From: Artur Biesiadowski
Subject: Re: FAQ, 4.1 OutOfMemoryException
Date: Thu, 13 Jan 2005 15:08:40 +0100
User-agent: Mozilla/5.0 (Windows; U; Windows NT 5.1; en-US; rv:1.6) Gecko/20040113

Sascha Brawer wrote:

I was just re-reading the FAQ [1] -- what would speak against pre-allocating thread-specific OutOfMemoryException objects when creating a thread? (Probably more a VM-specific thing, but since it's mentioned in the Classpath FAQ...)
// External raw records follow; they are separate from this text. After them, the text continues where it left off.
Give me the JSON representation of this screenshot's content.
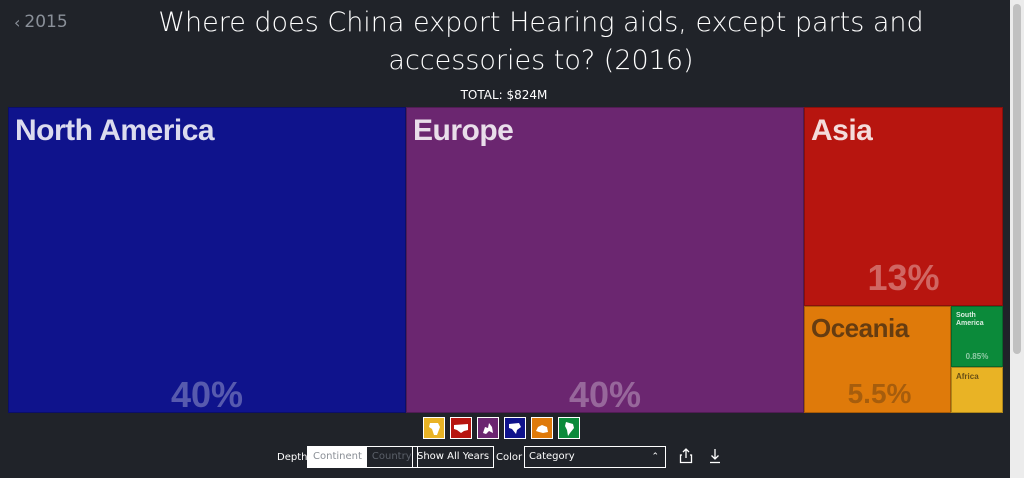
{
  "nav": {
    "back_label": "2015"
  },
  "header": {
    "title": "Where does China export Hearing aids, except parts and accessories to? (2016)",
    "total": "TOTAL: $824M"
  },
  "chart_data": {
    "type": "treemap",
    "title": "Where does China export Hearing aids, except parts and accessories to? (2016)",
    "total": "TOTAL: $824M",
    "items": [
      {
        "name": "North America",
        "share": 40,
        "share_label": "40%",
        "color": "#0f138c"
      },
      {
        "name": "Europe",
        "share": 40,
        "share_label": "40%",
        "color": "#6b2670"
      },
      {
        "name": "Asia",
        "share": 13,
        "share_label": "13%",
        "color": "#b7150f"
      },
      {
        "name": "Oceania",
        "share": 5.5,
        "share_label": "5.5%",
        "color": "#df7a0a"
      },
      {
        "name": "South America",
        "share": 0.85,
        "share_label": "0.85%",
        "color": "#0b8a3a"
      },
      {
        "name": "Africa",
        "share": 0.65,
        "share_label": "",
        "color": "#e9b325"
      }
    ]
  },
  "region_icons": [
    {
      "name": "africa-icon",
      "color": "#e9b325"
    },
    {
      "name": "asia-icon",
      "color": "#b7150f"
    },
    {
      "name": "europe-icon",
      "color": "#6b2670"
    },
    {
      "name": "north-america-icon",
      "color": "#0f138c"
    },
    {
      "name": "oceania-icon",
      "color": "#df7a0a"
    },
    {
      "name": "south-america-icon",
      "color": "#0b8a3a"
    }
  ],
  "controls": {
    "depth_label": "Depth",
    "depth_options": [
      "Continent",
      "Country"
    ],
    "show_all_years": "Show All Years",
    "color_label": "Color",
    "color_value": "Category"
  }
}
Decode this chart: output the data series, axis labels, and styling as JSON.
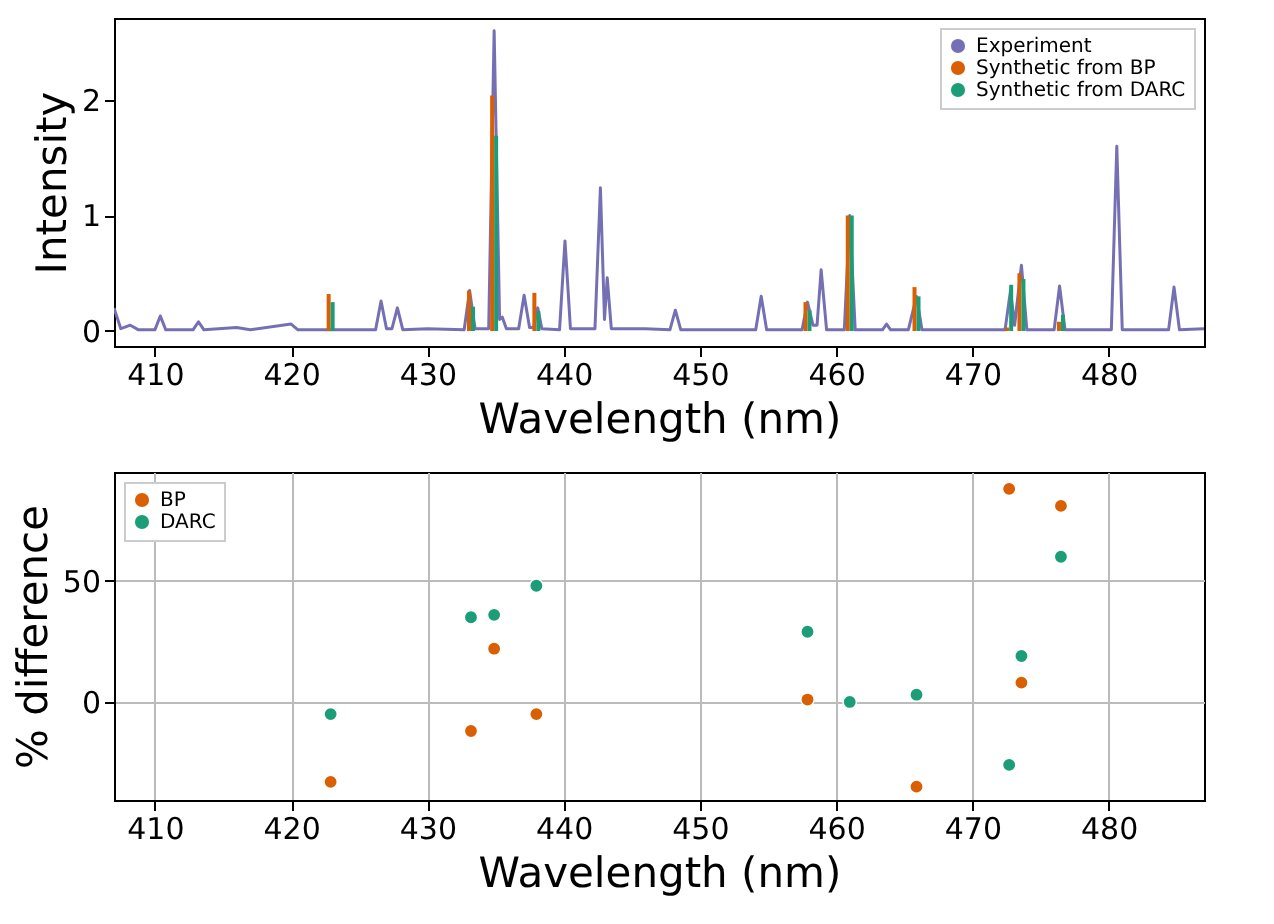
{
  "chart_data": [
    {
      "type": "line",
      "ylabel": "Intensity",
      "xlabel": "Wavelength (nm)",
      "xlim": [
        407,
        487
      ],
      "xticks": [
        410,
        420,
        430,
        440,
        450,
        460,
        470,
        480
      ],
      "ylim": [
        -0.13,
        2.71
      ],
      "yticks": [
        0,
        1,
        2
      ],
      "grid": false,
      "legend": "top right",
      "series": [
        {
          "name": "Experiment",
          "type": "line",
          "color": "#7570b3",
          "x": [
            407,
            407.5,
            408.2,
            408.8,
            410,
            410.4,
            410.8,
            412.8,
            413.2,
            413.6,
            416,
            417,
            420,
            420.5,
            426.2,
            426.6,
            427,
            427.4,
            427.8,
            428.2,
            430,
            432.7,
            433.1,
            433.5,
            434.5,
            434.9,
            435.3,
            435.5,
            435.8,
            436.7,
            437.1,
            437.5,
            437.8,
            438.1,
            438.4,
            439.7,
            440.1,
            440.5,
            442.3,
            442.7,
            443.0,
            443.2,
            443.5,
            446,
            447.8,
            448.2,
            448.6,
            454.1,
            454.5,
            454.9,
            457.5,
            457.9,
            458.3,
            458.6,
            458.9,
            459.3,
            460.6,
            461.0,
            461.4,
            463.4,
            463.7,
            464.0,
            465.3,
            465.9,
            466.3,
            472.4,
            472.8,
            473.1,
            473.6,
            474.0,
            476.0,
            476.4,
            476.8,
            480.2,
            480.6,
            481.0,
            484.4,
            484.8,
            485.2,
            487
          ],
          "values": [
            0.2,
            0.02,
            0.05,
            0.01,
            0.01,
            0.13,
            0.01,
            0.01,
            0.08,
            0.01,
            0.03,
            0.01,
            0.06,
            0.01,
            0.01,
            0.26,
            0.02,
            0.02,
            0.2,
            0.01,
            0.02,
            0.01,
            0.35,
            0.02,
            0.02,
            2.6,
            0.1,
            0.12,
            0.02,
            0.02,
            0.31,
            0.03,
            0.03,
            0.2,
            0.02,
            0.01,
            0.78,
            0.02,
            0.02,
            1.24,
            0.1,
            0.46,
            0.02,
            0.02,
            0.01,
            0.18,
            0.01,
            0.01,
            0.3,
            0.01,
            0.01,
            0.25,
            0.05,
            0.05,
            0.53,
            0.01,
            0.01,
            1.0,
            0.01,
            0.01,
            0.06,
            0.01,
            0.01,
            0.3,
            0.01,
            0.01,
            0.35,
            0.05,
            0.57,
            0.01,
            0.01,
            0.39,
            0.01,
            0.01,
            1.6,
            0.01,
            0.01,
            0.38,
            0.01,
            0.02
          ]
        },
        {
          "name": "Synthetic from BP",
          "type": "bar",
          "color": "#d95f02",
          "x": [
            422.9,
            433.2,
            434.9,
            438.0,
            457.9,
            461.0,
            465.9,
            472.7,
            473.6,
            476.5
          ],
          "values": [
            0.32,
            0.35,
            2.04,
            0.33,
            0.25,
            1.0,
            0.38,
            0.03,
            0.5,
            0.08
          ]
        },
        {
          "name": "Synthetic from DARC",
          "type": "bar",
          "color": "#1b9e77",
          "x": [
            422.9,
            433.2,
            434.9,
            438.0,
            457.9,
            461.0,
            465.9,
            472.7,
            473.6,
            476.5
          ],
          "values": [
            0.25,
            0.21,
            1.69,
            0.17,
            0.18,
            1.0,
            0.3,
            0.4,
            0.45,
            0.14
          ]
        }
      ]
    },
    {
      "type": "scatter",
      "ylabel": "% difference",
      "xlabel": "Wavelength (nm)",
      "xlim": [
        407,
        487
      ],
      "xticks": [
        410,
        420,
        430,
        440,
        450,
        460,
        470,
        480
      ],
      "ylim": [
        -40.5,
        95
      ],
      "yticks": [
        0,
        50
      ],
      "grid": true,
      "legend": "top left",
      "marker": "circle",
      "x": [
        422.9,
        433.2,
        434.9,
        438.0,
        457.9,
        461.0,
        465.9,
        472.7,
        473.6,
        476.5
      ],
      "series": [
        {
          "name": "BP",
          "color": "#d95f02",
          "values": [
            -33,
            -12,
            22,
            -5,
            1,
            null,
            -35,
            88,
            8,
            81
          ]
        },
        {
          "name": "DARC",
          "color": "#1b9e77",
          "values": [
            -5,
            35,
            36,
            48,
            29,
            0,
            3,
            -26,
            19,
            60
          ]
        }
      ]
    }
  ]
}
You have basically two choices with implementing OOME. You can go stacktrace-less route (only throw it, do not provide entire stack trace with it) - then you can get away with single instance per entire jvm, as it has no state. Or you can try to fit stack in there - but place for it has to be preallocated. Memory usage can start to sum up if you will preallocate it for every thread out there. This looks like optimizing for very rare case for me and making more garbage in the heap that it is needed for all normal jvm runs.

I'm not sure if danger of many threads throwing OOME at the same time is really so big. Every sane jvm will trigger full gc before throwing OOME - and to have full gc going, there has to be some kind of synchronization on memory allocation between all threads. I suppose it should be possible to lock heap/gc for as long as it is needed to unwind stack to point where OOME is catched (if ever), perform another gc and only then unblock heap monitor. Of course, if somebody is 'smart' enough to catch OOME just after it is thrown and tries to print it out, it will probably produce another OOME - but it has nothing to do with multiple threads problem. I also think that things like people saving OOME in fields, producing another OOME and then using previously saved exception to print stack trace is not a case to worry about in general.